L’industrie du tabac tente d’amadouer les médecins
Tabacs « dits à moindre risque »

Pour le Pr Dautzenberg, l’opération est une tentative de normaliser les nouveaux produits inventés par les cigarettiers, le tabac chauffé, sans combustion, pour surfer sur le succès de la vape, des cigarettes électroniques. Ces produits, Ploom de Japan Tobacco, Iqos de Philip Morris ou Glo de BAT, sont des dispositifs hybrides entre la cigarette et la vapoteuse. Ils fonctionnent avec des recharges contenant du tabac et une résistance électrique qui permet de le chauffer et de produire des vapeurs. Ils sont présentés comme bien moins nocifs que la cigarette par les industriels, sans les produits les plus toxiques issus de la combustion (goudrons, monoxyde de carbone...). Ces dispositifs et leurs recharges remportent un grand succès au Japon, où la publicité sur le tabac est encore autorisée. Le phénomène n’a rien à voir en Europe, où ils tombent sous le coup de l’interdiction de la publicité des produits du tabac. D’où la volonté des industriels de les présenter comme des dispositifs qui peuvent aider les fumeurs à arrêter de fumer. Ils pourraient ainsi en faire la promotion sans restriction.

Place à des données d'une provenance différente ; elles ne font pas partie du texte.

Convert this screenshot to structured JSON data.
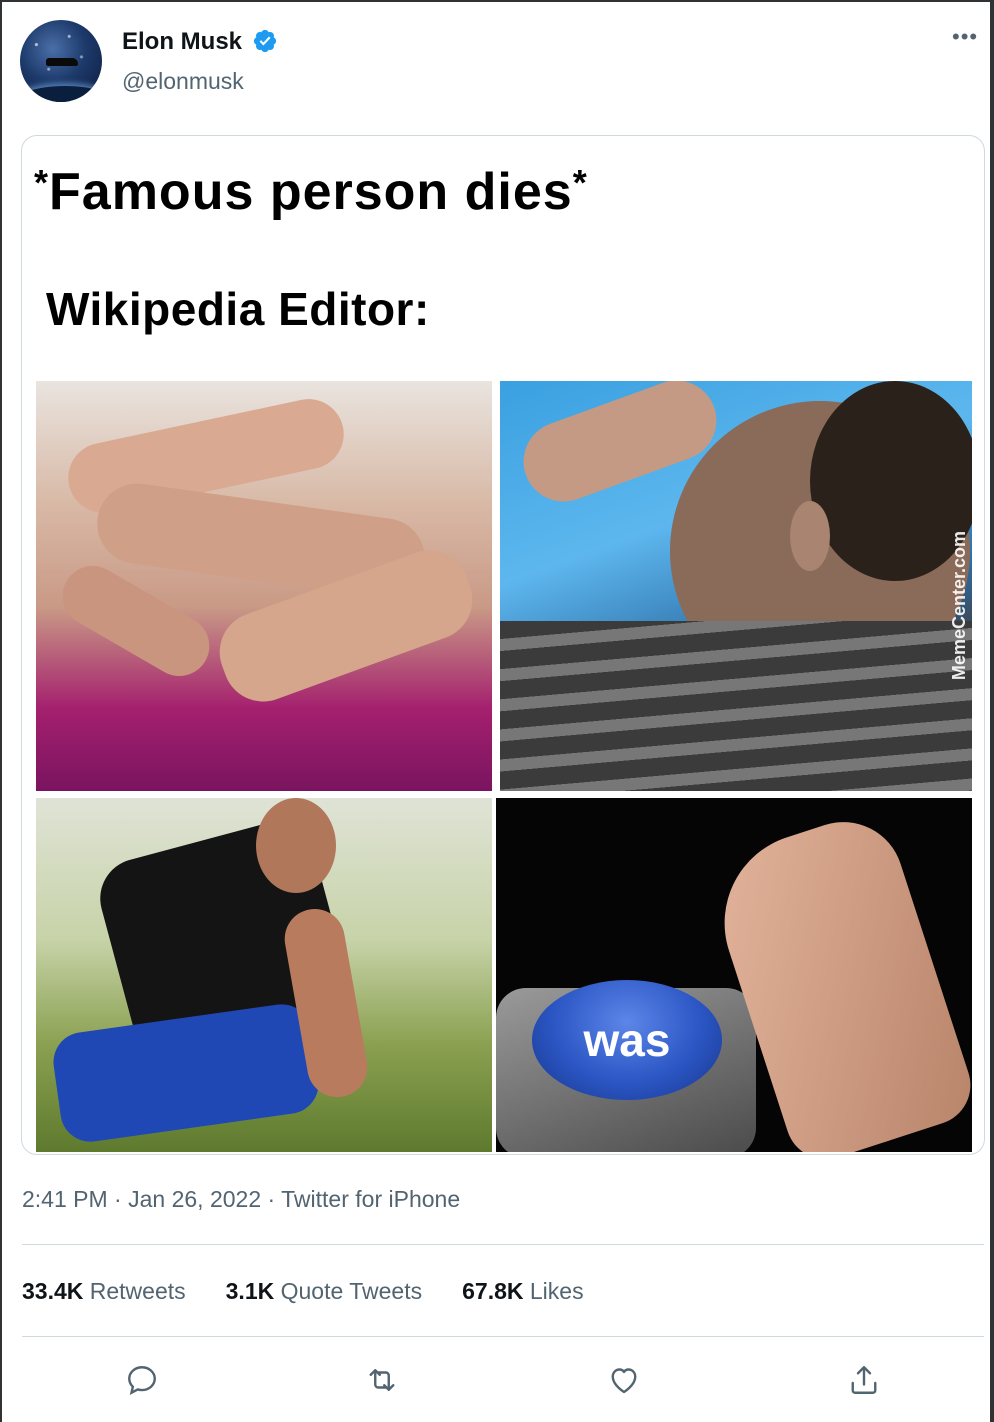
{
  "author": {
    "name": "Elon Musk",
    "handle": "@elonmusk",
    "verified": true,
    "verified_color": "#1d9bf0"
  },
  "media": {
    "caption_top": "Famous person dies",
    "caption_sub": "Wikipedia Editor:",
    "button_text": "was",
    "watermark": "MemeCenter.com"
  },
  "meta": {
    "time": "2:41 PM",
    "date": "Jan 26, 2022",
    "source": "Twitter for iPhone"
  },
  "stats": {
    "retweets_count": "33.4K",
    "retweets_label": "Retweets",
    "quotes_count": "3.1K",
    "quotes_label": "Quote Tweets",
    "likes_count": "67.8K",
    "likes_label": "Likes"
  },
  "actions": {
    "icons": [
      "reply-icon",
      "retweet-icon",
      "like-icon",
      "share-icon"
    ]
  },
  "colors": {
    "text_primary": "#0f1419",
    "text_secondary": "#536471",
    "border": "#cfd9de"
  }
}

« Les industriels nous jurent que ce tabac chauffé est moins toxique que la cigarette, mais ce n’est pas prouvé du tout, et il doit bien y avoir un peu de combustion quand même puisqu’on retrouve des traces de monoxyde de carbone dans les vapeurs, remarque le Pr Dautzenberg. Aujourd’hui, le tabac tue un de ses fidèles consommateurs sur deux. Même si les tabacs " dits à moindre risque " n’en tuent qu’un sur trois ou un sur dix, voire un sur cent, cela reste inacceptable. »

Le pneumologue rappelle qu’une même logique de « santé publique » avait été mise en avant il y a plus de cinquante ans lors de la mise sur le marché des premières cigarettes avec filtre, présentées comme bien moins irritantes pour la gorge par des milliers de médecins américains. Une réalité qui cachait un risque toujours important : « du fait de cette moindre irritation de la gorge, la fumée était inhalée plus profondément dans les poumons, faisant exploser le risque d’emphysème et de cancer de type adénocarcinome, tout aussi dangereux que les cancers des grosses bronches », explique-t-il.

Philip Morris veut miner le traité antitabac de l’OMS

Le cigarettier américain Philip Morris International fait secrètement campagne pour miner l’accord international de lutte contre le tabac de l’Organisation mondiale de la santé (OMS), montrent des documents internes au groupe vus par Reuters. Dans des courriels internes, des cadres dirigeants de Philip Morris s’attribuent le mérite d’avoir affaibli certaines mesures de la Convention-cadre de l’OMS pour la lutte antitabac (FCTC), signée en 2003 et dont les 168 parties signataires se réunissent tous les deux ans.

Le traité FCTC a incité des dizaines d’États à augmenter les taxes sur le tabac, à adopter des lois interdisant de fumer dans les espaces publics et à durcir les messages d’avertissement. L’un des objectifs de Philip Morris a été d’augmenter la présence de délégués non liés aux agences de santé aux réunions biennales de la FCTC. Un objectif atteint, car les délégations comprennent aujourd’hui davantage de représentants de ministères liés aux impôts, à la finance et à l’agriculture susceptibles d’insister sur les revenus de l’industrie du tabac plutôt que sur ses méfaits.